STABILITY AND KINETICS OF KAOLINITE TO BOEHMITE CONVERSION UNDER HYDROTHERMAL CONDITIONS

The equilibrium constant and kinetics of the reaction: Al2Si2O5(OH)4 + 3H2O half arrow right over half arrow left 2AlOOH+2H4SiO4 (aq) were experimentally studied by reacting kaolinite with boehmite in aqueous 0.1 m KCl solutions at 200-degrees or 275-degrees-C and 0.5 kbar. The equilibrium constant (K(eq)) of the reaction was determined using the quench concentration of H4SiO4 equilibrated with kaolinite and boehmite.

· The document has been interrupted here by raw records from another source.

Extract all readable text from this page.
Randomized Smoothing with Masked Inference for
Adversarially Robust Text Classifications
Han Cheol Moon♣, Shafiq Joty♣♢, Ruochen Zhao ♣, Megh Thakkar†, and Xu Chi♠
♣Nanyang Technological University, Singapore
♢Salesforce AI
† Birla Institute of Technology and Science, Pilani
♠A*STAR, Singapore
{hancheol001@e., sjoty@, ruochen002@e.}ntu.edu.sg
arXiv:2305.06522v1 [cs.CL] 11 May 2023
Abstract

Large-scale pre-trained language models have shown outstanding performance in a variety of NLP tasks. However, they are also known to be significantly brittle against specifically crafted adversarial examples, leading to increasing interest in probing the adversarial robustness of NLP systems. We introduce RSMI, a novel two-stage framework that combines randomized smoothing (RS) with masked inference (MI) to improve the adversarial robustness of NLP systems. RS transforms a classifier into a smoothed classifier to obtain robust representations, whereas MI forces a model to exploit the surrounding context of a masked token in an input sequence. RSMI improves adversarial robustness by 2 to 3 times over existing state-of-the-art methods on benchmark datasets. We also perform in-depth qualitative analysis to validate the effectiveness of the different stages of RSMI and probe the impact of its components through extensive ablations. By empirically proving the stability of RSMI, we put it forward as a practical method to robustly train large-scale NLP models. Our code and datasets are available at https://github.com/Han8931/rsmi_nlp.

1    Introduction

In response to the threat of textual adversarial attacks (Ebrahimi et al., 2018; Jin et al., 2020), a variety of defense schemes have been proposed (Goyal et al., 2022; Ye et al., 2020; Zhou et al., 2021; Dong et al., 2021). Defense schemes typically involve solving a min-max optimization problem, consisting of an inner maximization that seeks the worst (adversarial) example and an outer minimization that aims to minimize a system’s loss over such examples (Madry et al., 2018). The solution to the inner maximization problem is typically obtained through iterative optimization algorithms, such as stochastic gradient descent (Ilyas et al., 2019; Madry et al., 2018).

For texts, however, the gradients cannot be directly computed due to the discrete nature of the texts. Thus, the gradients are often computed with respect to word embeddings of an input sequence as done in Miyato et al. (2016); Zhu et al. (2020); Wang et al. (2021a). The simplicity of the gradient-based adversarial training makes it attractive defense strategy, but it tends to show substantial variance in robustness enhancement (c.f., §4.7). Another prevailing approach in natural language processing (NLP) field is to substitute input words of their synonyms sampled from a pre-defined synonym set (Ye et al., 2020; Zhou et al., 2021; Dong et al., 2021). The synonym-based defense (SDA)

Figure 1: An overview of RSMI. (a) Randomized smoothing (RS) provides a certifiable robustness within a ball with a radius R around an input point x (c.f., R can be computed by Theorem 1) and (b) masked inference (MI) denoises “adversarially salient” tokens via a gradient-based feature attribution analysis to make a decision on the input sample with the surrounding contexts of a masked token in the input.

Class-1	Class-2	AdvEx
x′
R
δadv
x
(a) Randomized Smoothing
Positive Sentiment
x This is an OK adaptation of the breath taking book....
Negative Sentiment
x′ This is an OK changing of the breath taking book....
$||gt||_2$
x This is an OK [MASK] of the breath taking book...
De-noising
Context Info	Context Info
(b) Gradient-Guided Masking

The results show that log K(eq) is -4.98 +/- 0.04 at 200-degrees-C and -4.12 +/- 0.02 at 275-degrees-C. The log K(eq)-value increases slightly by adding trace amounts of cations in solution: -4.02 +/- 0.02 at 275-degrees-C with 1.23-2.46 mm Mg2+ and -4.00 +/- 0.04 at 275-degrees-C with 0.54-1.08 mm Fe3+. The net rates of forward and reverse reactions near equilibrium were determined by monitoring the change of quench concentration of H4SiO4 as a function of time at quench pH near 4.2 +/- 0.2 at 200-degrees-C. The results show that the dependence of forward and reverse rates on the Gibbs free energy of reaction, DELTAG(r) (within the range from -0.25 to 0.5 kcal mol-1) can be expressed as: (rate) = -k (DELTAG(r)/RT) where R is the gas constant; Tis absolute temperature; and k (in mol m-2 s-1) is the rate constant: k = (2.2 +/- 0.6).10(-12) at 200-degrees-C and (0.85 +/- 0.5).10(-11) at 275-degrees-C. Both forward and reverse rates at 200-degrees-C can be fit to the same line within the uncertainty of the experimental data, suggesting that the near-equilibrium kinetics of the reaction may be consistent with the principle of detailed balancing. The rate constants are in good agreement with those calculated using the integrated rate method by assuming the detailed balancing principle.